Turki masih melanjutkan pembicaraan dengan Amerika tentang misi bandara itu. Kedua pihak menggambarkan pembicaraan itu berlangsung produktif. Hubungan diantara negara-negara anggota NATO sangat tegang, terutama terkait hubungan dekat Turki dengan Rusia.
Ilhan Uzgel, kolumnis di portal berita Duvar, mengatakan Turki melihat misi di bandara Afghanistan itu sebagai hal yang penting untuk memulihkan hubungannya dengan Amerika.

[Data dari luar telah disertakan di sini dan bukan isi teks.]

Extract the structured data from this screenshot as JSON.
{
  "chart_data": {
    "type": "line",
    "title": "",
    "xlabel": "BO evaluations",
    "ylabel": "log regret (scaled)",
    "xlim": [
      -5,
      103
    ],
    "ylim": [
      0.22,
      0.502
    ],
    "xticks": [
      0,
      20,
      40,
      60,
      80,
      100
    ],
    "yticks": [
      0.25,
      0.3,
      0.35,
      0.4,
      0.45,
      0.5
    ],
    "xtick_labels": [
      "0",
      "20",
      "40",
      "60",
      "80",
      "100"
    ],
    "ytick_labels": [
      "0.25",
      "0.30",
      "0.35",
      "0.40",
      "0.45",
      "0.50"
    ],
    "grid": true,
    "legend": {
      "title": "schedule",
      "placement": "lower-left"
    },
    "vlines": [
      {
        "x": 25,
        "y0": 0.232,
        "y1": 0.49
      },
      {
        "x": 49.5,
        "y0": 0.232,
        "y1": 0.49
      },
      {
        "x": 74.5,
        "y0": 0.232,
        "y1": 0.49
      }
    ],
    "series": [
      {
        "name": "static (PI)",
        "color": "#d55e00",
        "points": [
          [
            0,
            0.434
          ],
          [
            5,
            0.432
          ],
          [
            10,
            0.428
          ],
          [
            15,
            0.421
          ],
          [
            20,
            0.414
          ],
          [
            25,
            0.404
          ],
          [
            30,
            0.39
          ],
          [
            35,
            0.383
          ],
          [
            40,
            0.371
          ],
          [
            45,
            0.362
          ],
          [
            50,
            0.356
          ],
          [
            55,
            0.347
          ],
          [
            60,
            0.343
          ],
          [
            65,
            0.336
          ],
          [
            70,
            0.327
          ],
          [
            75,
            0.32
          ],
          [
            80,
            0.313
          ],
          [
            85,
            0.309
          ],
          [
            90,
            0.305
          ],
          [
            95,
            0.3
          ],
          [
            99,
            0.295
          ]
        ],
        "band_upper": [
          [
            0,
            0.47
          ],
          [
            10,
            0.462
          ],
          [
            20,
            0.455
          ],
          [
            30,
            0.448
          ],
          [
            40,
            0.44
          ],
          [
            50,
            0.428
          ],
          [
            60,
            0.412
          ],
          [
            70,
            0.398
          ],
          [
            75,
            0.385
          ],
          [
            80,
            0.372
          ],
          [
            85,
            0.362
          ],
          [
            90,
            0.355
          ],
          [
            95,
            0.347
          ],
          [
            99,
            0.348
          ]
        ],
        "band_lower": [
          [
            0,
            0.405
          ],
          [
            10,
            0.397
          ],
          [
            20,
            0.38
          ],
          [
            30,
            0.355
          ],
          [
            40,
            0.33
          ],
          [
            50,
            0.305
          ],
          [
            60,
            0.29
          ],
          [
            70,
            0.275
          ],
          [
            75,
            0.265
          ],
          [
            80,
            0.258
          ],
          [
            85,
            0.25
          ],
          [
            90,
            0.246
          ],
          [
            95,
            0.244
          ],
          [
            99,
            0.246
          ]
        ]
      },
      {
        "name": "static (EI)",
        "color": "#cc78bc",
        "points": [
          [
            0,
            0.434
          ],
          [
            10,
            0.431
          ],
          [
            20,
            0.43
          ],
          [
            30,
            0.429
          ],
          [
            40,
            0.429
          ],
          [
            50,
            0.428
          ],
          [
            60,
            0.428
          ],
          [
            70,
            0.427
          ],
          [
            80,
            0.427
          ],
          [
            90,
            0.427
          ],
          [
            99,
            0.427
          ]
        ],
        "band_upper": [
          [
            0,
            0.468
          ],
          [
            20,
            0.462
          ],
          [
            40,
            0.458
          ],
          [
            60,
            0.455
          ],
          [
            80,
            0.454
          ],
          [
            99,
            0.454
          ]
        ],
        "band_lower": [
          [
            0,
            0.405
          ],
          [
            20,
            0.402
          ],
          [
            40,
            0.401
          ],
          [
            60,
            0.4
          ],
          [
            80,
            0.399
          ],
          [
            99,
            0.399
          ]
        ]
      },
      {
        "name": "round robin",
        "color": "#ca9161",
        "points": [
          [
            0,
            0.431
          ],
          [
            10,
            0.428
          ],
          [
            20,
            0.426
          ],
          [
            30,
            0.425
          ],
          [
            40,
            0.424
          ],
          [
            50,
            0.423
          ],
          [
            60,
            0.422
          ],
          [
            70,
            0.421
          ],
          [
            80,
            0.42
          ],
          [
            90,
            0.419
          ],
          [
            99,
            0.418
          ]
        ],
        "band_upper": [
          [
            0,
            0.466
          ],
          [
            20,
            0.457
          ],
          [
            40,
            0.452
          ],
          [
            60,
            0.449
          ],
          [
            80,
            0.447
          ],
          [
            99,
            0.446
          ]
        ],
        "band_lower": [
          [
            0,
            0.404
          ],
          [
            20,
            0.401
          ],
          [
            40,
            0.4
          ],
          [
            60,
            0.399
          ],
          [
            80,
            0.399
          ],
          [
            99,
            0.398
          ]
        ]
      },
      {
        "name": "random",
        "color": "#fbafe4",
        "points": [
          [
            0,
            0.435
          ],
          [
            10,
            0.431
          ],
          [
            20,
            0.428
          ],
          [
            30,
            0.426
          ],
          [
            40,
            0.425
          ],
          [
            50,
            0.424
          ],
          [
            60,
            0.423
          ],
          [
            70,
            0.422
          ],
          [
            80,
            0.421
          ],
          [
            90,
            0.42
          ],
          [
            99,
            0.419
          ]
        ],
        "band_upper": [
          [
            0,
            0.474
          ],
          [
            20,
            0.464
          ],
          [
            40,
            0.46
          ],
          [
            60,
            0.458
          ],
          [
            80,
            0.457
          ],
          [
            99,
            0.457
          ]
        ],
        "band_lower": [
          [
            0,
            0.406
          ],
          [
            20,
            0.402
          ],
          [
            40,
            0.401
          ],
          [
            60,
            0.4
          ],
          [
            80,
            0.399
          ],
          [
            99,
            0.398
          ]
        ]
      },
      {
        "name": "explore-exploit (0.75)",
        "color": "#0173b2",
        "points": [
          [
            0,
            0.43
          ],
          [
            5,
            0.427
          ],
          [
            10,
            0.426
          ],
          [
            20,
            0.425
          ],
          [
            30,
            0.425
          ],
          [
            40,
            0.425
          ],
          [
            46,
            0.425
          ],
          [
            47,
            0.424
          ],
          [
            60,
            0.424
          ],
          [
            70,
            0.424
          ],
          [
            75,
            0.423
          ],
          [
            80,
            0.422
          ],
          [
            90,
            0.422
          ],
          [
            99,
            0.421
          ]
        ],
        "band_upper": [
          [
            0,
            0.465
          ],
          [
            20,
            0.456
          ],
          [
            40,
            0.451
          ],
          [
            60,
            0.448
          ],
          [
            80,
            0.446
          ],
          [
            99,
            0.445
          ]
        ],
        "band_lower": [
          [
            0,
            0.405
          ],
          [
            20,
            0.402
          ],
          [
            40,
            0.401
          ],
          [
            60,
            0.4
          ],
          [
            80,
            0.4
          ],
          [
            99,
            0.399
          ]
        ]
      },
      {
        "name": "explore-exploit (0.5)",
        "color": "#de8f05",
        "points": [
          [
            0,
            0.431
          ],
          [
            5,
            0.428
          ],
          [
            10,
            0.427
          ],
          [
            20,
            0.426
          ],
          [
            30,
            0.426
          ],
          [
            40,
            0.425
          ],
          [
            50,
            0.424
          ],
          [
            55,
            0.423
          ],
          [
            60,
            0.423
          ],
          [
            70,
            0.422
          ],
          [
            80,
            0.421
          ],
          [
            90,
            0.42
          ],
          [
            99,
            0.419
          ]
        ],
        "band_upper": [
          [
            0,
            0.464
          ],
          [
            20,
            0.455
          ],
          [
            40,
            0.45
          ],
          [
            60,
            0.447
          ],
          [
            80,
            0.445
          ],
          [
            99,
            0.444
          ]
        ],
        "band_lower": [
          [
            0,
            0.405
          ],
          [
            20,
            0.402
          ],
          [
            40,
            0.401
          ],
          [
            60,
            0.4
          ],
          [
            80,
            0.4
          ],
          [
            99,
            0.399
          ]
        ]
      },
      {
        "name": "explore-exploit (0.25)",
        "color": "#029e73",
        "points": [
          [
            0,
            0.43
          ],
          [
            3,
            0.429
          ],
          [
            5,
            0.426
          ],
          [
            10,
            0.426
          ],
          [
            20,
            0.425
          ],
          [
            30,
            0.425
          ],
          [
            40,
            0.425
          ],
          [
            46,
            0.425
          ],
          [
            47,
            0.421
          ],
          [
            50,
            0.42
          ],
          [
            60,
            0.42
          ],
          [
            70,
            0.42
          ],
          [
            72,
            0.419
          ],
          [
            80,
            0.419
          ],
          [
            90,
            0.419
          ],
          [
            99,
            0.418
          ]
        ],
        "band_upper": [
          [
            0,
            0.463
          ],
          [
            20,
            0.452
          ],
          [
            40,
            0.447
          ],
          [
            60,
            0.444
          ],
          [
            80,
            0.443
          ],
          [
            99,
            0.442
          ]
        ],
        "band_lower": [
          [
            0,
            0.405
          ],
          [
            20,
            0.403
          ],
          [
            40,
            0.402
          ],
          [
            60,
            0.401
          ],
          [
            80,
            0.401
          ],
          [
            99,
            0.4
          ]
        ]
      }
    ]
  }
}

“Hal terpenting adalah pemerintahan AKP berupaya memperbaiki hubungan dengan pemerintahan Biden, dan mereka ingin menawarkan sesuatu yang baik. Turki berupaya membuktikan bahwa ia adalah sekutu yang sangat baik, sekutu yang berharga dan tidak dapat diabaikan,” kata Uzgel.
Turki sedang mengupayakan agar sekutu-sekutu dekatnya – yaitu Pakistan dan Qatar yang menurut sebagian pengamat memiliki hubungan dekat dengan Taliban – membantu mengatasi tentangan kelompok itu terhadap peran yang akan dimainkan Turki di bandara Afghanistan.
Namun, Bagci mengingatkan bahwa Taliban yakin mereka akan segera bisa mengambilalih kekuasaan, dan kepentingan negara-negara itu semakin mengecil. “Taliban tidak melihat Pakistan, Qatar, dan Turki sebagai negara-negara yang ada dalam daftar prioritasnya. Dari sudut pandang politik Taliban menilai Rusia, China, Amerika dan mungin India sebagai negara prioritas. Taliban mengatakan 'kami akan mendirikan negara dan kemudian kita berunding.”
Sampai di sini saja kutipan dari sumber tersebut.